Terminou o estado de alienação coletiva quase total para o qual a participação da seleção em competições futebolísticas internacionais sempre nos transporta. Cavalgado pelos nossos políticos em órgãos de soberania nacionais que voaram para o Qatar em voo rasante – impossibilitando a utilização do Falcon para a Ministra da Defesa visitar tropas no estrangeiro – permitiu ainda uma remodelação governamental pelos pingos da chuva.

Agora em fora de jogo, temos mais tempo e atenção para os problemas do país e da região, uns crónicos e de há décadas, outros recentes e ainda frescos.

A chuva intensa, com níveis de precipitação absolutamente colossais, trouxe novamente para a discussão pública as alterações climáticas, uma prioridade de muitos jovens e valorizada em nos bonitos discursos de muitos governantes, mas sem ações à altura da magnitude e urgência do problema.

Este fenómeno climatérico extraordinário, a que Marcelo Rebelo de Sousa prontamente acorreu, fazendo-se filmar na própria noite em direto e intervindo – falando muito, como de costume – ao lado de Carlos Moedas, fez-me recordar o flagelo por que passou a Serra da Estrela e o nosso território no Verão. Foi há pouquíssimos meses, mas neste frenesim dos media e redes sociais em que vivemos parece que foi noutra vida. Todavia, para as pessoas que vivem em áreas ardidas e que dependiam dos terrenos arrasados para o seu dia-a-dia, acredito que assim não seja. Infelizmente, são menos visíveis, não estão na capital e o Presidente não acorre à primeira intempérie. Olhos que não vêm, coração que não sente, já diz o ditado.

Felizmente, nestes últimos dias, Marcelo Rebelo de Sousa iniciou um périplo por vários dos locais mais fustigados pelos incêndios no Verão passado.
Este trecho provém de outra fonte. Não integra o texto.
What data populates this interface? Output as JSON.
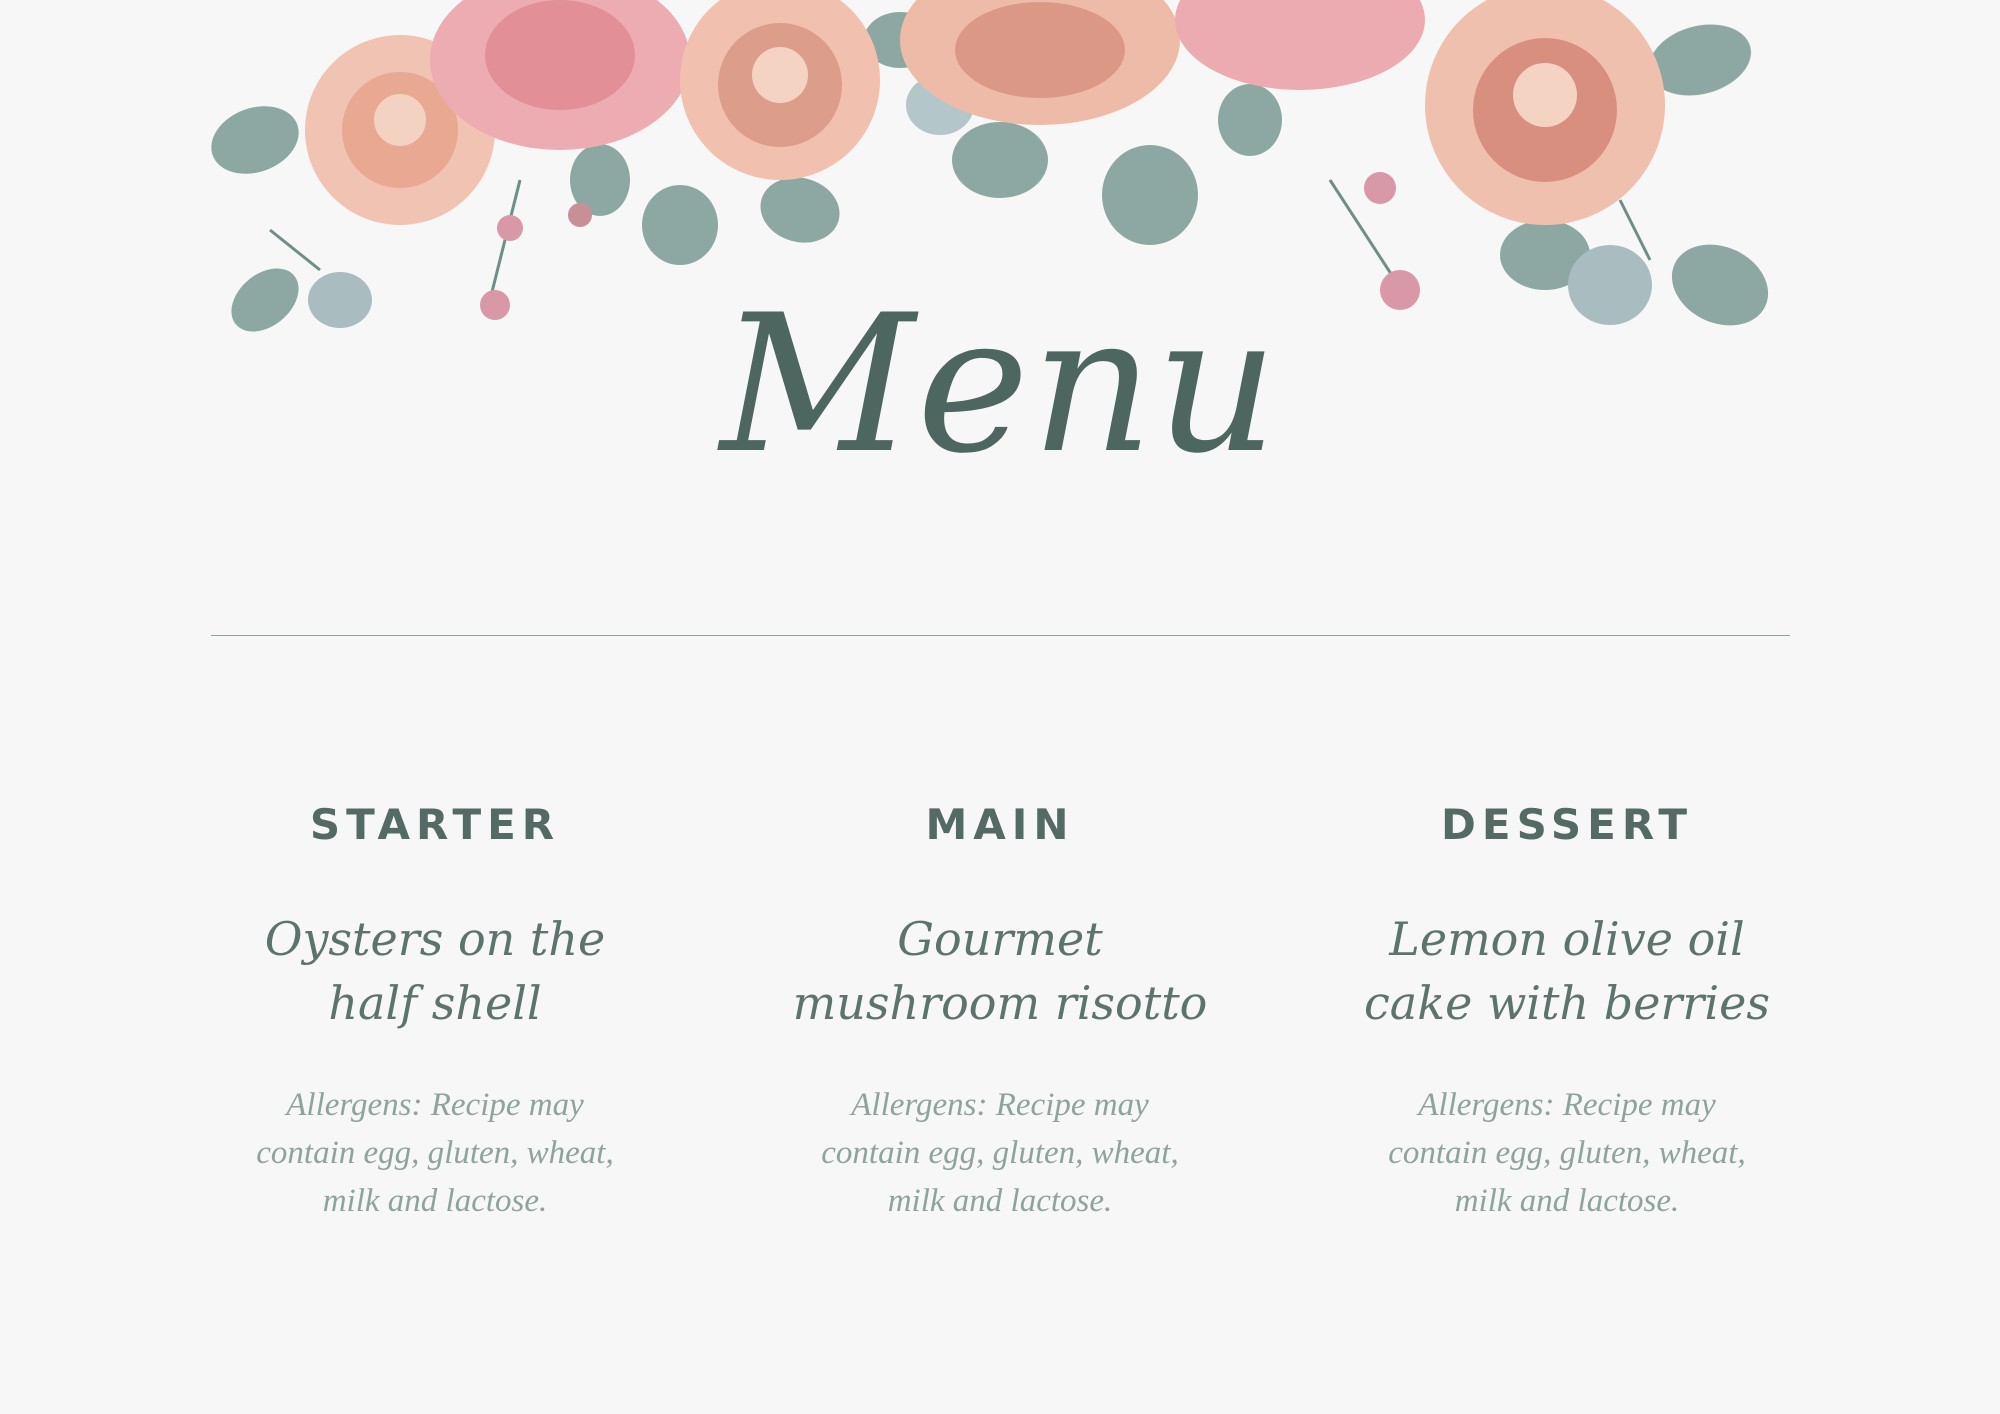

Visitou a 12 de dezembro Ourém, tendo o órgão de comunicação social “Região de Leiria” citado a primeira figura da Nação dizendo que “Não posso ir a todos os lugares, mas irei simbolicamente a alguns dos que foram atingidos” e adiantou que estas visitas iriam permitir “ouvir o Governo, o que está a ser feito e como se está a prevenir”.1

Mas, voltemos atrás. No rescaldo da tragédia que ocorreu em agosto, o Governo agiu celeremente e declarou o estado de calamidade por um ano para o Parque Natural da Serra da Estrela, avançou com a elaboração de um Plano de Revitalização do Parque Natural da Serra da Estrela e aprovou 200 milhões de euros para os territórios que foram fustigados pelos incêndios. Destes, 40 a 50% – 80 a 100 milhões – para aplicar na Serra da Estrela.

Portanto, passados estes meses e após os positivos primeiros passos, será altura de fazer um ponto de situação e de informar os cidadãos dos desenvolvimentos tomados. A presença de Marcelo Rebelo de Sousa e o seu impacto mediático podem ser uma ajuda preciosa nesta luta de toda a Serra da Estrela.